Select SQL _id, SQL _text, executions from V $ sqlarea where SQL _text like '% N = 1024%'; the result is not pasted.
Bind Variable: for variable binding, it may increase the amount of code for development. From the perspective of performance, it has a huge impact on the OLTP system, and many systems are paralyzed. For example, for the following query statement, select * from t where n = 1024; if we construct an SQL statement in the program, use the following code:
Private string buildsql (int n ){
Stringbuilder sb = new stringbuilder ("select * from t where n = ");
SB. append (N );
Return sb. tostring ();
}
If n in an application contains 0.1 million different values and all these values are executed, 0.1 million shared records will be stored in the shared area. For each value, the SQL statement is two completely different SQL statements.
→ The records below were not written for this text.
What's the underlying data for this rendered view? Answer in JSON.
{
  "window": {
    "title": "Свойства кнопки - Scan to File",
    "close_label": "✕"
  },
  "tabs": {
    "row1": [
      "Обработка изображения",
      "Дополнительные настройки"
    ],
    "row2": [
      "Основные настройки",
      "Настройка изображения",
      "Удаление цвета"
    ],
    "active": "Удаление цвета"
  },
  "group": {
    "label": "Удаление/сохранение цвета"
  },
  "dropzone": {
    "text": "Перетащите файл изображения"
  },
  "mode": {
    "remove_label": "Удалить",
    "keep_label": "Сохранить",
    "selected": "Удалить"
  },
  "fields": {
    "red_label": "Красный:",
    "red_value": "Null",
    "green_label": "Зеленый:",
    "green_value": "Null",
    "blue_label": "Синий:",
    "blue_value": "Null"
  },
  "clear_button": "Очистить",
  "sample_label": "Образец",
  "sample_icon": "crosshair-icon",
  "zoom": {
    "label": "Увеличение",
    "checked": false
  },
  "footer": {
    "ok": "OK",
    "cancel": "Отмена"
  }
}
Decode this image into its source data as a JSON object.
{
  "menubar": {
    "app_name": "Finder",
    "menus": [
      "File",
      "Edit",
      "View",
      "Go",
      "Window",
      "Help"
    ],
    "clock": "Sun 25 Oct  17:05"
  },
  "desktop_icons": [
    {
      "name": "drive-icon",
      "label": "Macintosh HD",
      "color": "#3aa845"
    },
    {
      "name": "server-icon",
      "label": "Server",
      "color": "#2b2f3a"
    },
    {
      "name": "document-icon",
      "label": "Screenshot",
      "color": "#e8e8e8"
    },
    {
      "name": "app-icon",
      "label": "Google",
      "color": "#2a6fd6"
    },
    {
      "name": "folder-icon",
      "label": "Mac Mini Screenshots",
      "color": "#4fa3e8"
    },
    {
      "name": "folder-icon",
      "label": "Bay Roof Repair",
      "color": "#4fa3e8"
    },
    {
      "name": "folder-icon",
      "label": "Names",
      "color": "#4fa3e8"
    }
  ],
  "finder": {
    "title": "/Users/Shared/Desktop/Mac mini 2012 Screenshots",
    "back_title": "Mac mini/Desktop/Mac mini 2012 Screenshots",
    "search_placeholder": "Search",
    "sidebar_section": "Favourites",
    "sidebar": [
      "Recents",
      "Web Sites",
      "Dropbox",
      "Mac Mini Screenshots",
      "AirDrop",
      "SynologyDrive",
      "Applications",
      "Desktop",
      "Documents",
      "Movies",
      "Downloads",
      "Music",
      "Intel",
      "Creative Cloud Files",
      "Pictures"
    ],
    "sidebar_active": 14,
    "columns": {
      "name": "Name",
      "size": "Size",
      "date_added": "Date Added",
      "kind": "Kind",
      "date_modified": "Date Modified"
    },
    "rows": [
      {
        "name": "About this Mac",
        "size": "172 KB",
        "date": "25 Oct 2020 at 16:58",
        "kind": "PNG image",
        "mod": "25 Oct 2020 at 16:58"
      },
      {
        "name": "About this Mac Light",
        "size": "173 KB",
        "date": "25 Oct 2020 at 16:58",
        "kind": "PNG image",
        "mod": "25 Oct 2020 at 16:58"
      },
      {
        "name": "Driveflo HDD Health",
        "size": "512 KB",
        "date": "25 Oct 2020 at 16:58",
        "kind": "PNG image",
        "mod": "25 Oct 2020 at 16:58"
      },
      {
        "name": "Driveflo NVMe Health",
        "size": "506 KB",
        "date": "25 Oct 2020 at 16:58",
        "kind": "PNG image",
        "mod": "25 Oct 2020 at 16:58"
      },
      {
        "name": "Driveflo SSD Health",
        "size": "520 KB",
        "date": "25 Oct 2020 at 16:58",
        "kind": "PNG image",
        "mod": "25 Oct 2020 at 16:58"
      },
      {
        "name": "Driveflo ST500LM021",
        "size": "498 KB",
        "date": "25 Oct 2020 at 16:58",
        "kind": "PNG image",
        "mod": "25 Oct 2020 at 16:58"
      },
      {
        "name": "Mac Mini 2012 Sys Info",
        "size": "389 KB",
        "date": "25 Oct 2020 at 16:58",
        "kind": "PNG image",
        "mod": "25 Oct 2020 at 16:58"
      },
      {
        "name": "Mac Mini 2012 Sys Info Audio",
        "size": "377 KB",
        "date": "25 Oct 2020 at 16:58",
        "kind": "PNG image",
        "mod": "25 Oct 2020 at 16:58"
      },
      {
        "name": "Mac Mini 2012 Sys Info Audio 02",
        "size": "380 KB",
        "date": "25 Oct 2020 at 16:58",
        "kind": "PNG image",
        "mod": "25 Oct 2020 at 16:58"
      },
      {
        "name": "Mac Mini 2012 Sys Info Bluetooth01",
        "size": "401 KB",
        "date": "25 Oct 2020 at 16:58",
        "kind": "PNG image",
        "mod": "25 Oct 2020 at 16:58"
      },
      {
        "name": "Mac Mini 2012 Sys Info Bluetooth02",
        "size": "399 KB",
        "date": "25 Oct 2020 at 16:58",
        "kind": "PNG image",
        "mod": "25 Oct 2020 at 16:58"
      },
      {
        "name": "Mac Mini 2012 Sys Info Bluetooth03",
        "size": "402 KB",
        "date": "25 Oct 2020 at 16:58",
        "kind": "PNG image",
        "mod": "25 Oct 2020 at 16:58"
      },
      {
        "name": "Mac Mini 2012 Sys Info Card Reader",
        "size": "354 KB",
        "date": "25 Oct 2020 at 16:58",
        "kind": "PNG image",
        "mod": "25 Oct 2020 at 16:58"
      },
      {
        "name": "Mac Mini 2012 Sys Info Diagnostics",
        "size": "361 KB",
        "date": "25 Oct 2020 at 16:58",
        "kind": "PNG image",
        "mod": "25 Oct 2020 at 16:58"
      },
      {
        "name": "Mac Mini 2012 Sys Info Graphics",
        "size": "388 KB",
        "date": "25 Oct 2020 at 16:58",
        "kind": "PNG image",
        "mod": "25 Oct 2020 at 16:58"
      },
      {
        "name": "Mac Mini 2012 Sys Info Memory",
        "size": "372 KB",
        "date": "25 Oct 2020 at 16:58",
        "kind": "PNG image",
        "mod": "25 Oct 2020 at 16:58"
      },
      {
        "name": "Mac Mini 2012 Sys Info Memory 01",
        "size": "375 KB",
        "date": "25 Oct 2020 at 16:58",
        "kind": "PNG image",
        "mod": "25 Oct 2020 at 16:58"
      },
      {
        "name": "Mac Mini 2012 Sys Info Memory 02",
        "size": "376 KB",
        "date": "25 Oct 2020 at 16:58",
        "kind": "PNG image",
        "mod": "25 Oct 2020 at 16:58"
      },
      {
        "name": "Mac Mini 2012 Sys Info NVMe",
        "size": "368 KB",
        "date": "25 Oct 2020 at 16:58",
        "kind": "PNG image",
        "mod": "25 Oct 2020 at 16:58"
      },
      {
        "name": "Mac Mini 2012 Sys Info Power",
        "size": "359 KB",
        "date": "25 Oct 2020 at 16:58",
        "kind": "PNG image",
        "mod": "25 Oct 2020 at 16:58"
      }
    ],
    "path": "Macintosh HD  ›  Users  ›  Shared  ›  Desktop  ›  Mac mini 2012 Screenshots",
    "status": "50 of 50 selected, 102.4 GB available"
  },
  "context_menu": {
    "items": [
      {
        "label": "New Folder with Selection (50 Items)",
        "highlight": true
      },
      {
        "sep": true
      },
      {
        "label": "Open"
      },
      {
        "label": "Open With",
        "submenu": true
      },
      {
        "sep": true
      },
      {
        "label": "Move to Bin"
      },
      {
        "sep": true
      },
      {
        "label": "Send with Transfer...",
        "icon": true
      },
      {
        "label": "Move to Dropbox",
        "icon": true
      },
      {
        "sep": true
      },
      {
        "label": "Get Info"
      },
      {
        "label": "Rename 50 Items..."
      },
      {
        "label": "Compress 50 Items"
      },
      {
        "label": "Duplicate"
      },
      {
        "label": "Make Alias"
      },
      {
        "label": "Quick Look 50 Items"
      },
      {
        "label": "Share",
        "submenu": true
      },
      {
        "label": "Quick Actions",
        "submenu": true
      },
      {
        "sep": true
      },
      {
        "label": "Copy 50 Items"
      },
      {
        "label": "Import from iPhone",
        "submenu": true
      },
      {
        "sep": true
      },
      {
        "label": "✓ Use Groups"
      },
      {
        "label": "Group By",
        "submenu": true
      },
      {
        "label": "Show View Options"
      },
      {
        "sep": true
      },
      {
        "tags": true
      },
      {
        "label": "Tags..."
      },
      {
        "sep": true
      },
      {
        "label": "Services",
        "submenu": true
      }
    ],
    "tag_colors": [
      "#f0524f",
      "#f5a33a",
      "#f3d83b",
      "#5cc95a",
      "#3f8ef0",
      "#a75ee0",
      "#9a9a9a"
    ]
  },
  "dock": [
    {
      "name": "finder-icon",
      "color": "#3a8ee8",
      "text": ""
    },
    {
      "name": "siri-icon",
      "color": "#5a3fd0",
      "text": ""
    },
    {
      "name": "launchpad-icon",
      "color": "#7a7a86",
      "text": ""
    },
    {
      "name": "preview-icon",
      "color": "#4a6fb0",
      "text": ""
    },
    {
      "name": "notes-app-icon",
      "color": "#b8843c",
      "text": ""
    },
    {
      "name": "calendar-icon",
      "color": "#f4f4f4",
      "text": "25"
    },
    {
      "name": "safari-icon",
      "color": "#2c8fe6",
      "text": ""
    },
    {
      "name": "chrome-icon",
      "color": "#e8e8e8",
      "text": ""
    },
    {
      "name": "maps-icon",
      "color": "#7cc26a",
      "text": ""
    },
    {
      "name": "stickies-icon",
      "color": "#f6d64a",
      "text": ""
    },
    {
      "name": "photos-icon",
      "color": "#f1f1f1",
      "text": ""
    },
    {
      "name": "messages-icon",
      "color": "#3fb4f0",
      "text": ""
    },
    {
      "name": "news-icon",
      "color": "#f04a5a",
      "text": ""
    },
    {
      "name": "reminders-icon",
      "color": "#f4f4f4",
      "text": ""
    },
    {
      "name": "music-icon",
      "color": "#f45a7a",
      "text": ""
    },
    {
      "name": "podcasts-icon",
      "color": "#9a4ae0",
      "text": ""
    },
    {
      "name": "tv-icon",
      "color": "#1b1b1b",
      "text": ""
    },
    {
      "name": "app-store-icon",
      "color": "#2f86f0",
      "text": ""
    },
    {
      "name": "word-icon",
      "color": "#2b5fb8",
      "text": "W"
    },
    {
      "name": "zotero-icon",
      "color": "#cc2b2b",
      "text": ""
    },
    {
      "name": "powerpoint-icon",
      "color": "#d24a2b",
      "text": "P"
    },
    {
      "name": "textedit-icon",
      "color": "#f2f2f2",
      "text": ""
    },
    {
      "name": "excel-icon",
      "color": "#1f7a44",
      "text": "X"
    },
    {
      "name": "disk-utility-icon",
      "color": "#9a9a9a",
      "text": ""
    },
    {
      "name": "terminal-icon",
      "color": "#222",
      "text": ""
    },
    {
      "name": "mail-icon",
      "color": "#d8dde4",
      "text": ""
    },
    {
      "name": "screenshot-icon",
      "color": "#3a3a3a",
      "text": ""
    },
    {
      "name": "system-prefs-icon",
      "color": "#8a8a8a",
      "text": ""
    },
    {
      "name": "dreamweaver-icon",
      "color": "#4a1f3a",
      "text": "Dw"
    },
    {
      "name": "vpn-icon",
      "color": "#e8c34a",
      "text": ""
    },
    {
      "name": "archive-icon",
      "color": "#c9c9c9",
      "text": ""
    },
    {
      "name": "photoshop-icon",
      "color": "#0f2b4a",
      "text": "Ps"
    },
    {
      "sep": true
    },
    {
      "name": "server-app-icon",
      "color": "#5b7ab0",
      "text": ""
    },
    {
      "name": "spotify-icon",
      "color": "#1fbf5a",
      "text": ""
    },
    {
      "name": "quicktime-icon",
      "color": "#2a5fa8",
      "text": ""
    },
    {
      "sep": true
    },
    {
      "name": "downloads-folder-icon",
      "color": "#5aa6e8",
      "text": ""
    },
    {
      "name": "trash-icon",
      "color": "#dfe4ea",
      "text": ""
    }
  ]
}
Therefore, we recommend that you use variable binding to construct SQL statements in the OLTP system. However, binding variables also results in an unsatisfactory execution plan. For example:
Select * from t where c <1000;
If the number of results records for this query is 90% of the total data, the execution plan will select full table scan instead of indexing.
Select * from t where c <10;
For this query, the optimizer will certainly take the index instead of the full table scan.
However, when a variable is bound, the query statement is select * from t where c <: C; in this way, the optimizer cannot know the number of records currently queried, when an execution plan is generated, the selected execution plan may not be optimal.
This seems to have been improved in 9i and added Bind Variable peeking. During hard parsing, the bound variable value is added and the execution plan is generated.